Даже неопределенное «миледи» вызывало в нем протест, потому что любой мужчина, называющий так женщину, призванную царить в его сердце, не будет иметь у нее успеха.
Возможно, думал Данте, следует начать словом «миледи», которым, по-видимому, очень любил пользоваться доктор Ди.
«Ее милости миледи Елизавете», – начал Данте. Отлично. Достаточно официально, сдержанно, гладко, но не без острых краев – идеальное обращение к девушке, у которой, как предполагал Данте, напрочь отсутствовала нежная сладость души.
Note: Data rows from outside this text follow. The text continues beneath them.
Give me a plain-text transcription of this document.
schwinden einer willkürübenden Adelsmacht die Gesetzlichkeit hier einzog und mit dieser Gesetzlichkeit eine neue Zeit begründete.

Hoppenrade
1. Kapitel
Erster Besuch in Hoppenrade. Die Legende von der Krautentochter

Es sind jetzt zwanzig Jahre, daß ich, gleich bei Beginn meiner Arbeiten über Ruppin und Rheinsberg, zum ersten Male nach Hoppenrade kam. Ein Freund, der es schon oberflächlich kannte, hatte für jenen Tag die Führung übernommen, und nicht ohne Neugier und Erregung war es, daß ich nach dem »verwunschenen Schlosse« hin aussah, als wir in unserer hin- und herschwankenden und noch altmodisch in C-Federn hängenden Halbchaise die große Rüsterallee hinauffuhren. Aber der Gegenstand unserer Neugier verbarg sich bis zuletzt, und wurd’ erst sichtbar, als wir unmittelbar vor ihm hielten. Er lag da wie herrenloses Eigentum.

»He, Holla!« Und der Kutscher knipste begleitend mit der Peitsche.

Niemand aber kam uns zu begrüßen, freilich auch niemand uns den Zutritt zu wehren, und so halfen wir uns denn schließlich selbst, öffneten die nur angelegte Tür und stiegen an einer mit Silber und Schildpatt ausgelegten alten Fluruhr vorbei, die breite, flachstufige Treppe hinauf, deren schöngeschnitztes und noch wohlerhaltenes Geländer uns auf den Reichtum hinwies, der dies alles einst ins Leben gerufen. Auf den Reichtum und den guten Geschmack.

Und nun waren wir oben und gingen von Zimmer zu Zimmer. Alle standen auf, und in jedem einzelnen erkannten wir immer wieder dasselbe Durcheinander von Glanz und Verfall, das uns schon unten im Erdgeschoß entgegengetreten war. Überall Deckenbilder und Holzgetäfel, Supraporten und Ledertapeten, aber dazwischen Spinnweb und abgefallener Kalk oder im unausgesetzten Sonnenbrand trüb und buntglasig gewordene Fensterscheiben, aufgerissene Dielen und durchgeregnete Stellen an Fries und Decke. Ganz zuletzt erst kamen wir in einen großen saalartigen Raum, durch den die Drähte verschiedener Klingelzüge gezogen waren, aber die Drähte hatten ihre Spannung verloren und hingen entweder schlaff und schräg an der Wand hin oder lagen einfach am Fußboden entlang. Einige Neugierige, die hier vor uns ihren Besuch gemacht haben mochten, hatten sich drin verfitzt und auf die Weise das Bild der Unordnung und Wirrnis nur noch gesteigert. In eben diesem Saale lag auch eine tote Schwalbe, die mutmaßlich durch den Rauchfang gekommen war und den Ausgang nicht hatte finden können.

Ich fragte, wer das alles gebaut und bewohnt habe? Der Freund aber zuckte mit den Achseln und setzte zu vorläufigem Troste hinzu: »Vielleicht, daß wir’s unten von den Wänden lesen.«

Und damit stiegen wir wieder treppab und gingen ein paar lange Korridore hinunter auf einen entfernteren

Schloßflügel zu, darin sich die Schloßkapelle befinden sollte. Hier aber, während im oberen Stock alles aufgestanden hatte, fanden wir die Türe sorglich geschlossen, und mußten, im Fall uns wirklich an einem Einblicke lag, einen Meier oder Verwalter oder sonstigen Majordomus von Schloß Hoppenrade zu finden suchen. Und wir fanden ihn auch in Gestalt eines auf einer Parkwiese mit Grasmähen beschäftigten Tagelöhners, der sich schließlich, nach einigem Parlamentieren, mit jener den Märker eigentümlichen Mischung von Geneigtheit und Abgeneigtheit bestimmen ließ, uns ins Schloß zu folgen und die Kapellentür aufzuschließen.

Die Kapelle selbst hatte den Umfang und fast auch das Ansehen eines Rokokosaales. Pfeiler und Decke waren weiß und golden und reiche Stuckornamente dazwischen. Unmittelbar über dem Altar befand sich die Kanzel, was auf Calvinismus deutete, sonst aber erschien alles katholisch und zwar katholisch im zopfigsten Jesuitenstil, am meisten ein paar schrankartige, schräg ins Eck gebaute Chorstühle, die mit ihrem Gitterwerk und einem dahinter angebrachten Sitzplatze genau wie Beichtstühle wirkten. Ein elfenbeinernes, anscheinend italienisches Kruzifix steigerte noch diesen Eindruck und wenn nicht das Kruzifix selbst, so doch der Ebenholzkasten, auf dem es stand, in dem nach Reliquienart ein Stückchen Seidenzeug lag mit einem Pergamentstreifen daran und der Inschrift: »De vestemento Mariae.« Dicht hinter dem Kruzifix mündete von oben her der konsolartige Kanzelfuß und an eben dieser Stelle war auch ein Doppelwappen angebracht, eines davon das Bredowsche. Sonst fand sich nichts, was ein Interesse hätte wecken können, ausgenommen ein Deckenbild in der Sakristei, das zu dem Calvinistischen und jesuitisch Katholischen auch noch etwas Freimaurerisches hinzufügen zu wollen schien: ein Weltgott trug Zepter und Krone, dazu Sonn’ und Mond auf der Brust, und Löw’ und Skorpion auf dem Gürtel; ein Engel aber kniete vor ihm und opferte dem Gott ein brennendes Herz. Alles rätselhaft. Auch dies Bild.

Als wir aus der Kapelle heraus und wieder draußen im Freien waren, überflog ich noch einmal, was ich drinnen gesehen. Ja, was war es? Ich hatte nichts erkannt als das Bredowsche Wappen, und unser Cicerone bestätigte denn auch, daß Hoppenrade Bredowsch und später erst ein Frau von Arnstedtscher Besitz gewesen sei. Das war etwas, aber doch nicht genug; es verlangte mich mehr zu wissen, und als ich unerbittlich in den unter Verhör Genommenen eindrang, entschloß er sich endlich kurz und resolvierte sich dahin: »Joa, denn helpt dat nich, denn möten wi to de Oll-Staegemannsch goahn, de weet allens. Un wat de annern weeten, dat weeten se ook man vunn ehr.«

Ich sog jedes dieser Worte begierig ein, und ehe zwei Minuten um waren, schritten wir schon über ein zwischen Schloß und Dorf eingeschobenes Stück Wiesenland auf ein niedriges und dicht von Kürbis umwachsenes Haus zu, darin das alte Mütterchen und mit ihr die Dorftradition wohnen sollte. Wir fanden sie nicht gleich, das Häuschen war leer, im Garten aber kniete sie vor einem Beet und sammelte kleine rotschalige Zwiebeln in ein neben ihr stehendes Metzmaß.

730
Вся ночь ушла у Данте на составление нескольких тщательно взвешенных фраз. Поскольку время могло проходить по-разному в эпоху Елизаветы и в дни Глорианы, он решил не указывать точную дату своего возвращения. Ему не хотелось также навлекать на себя гнев Ди тем, что он раскрыл в полной мере предательство колдуна, – он мог бы наладить деловые отношения с проклятым заклинателем, если бы пророчества Ди о доверии к нему Елизаветы оказались верными. Не хотел он выражать и чрезмерного сожаления по поводу разлуки с Елизаветой, потому что и вправду не испытывал никакого сожаления, так же как не желал и особо подчеркивать радость в связи со своим предстоящим возвращением, потому что… потому что…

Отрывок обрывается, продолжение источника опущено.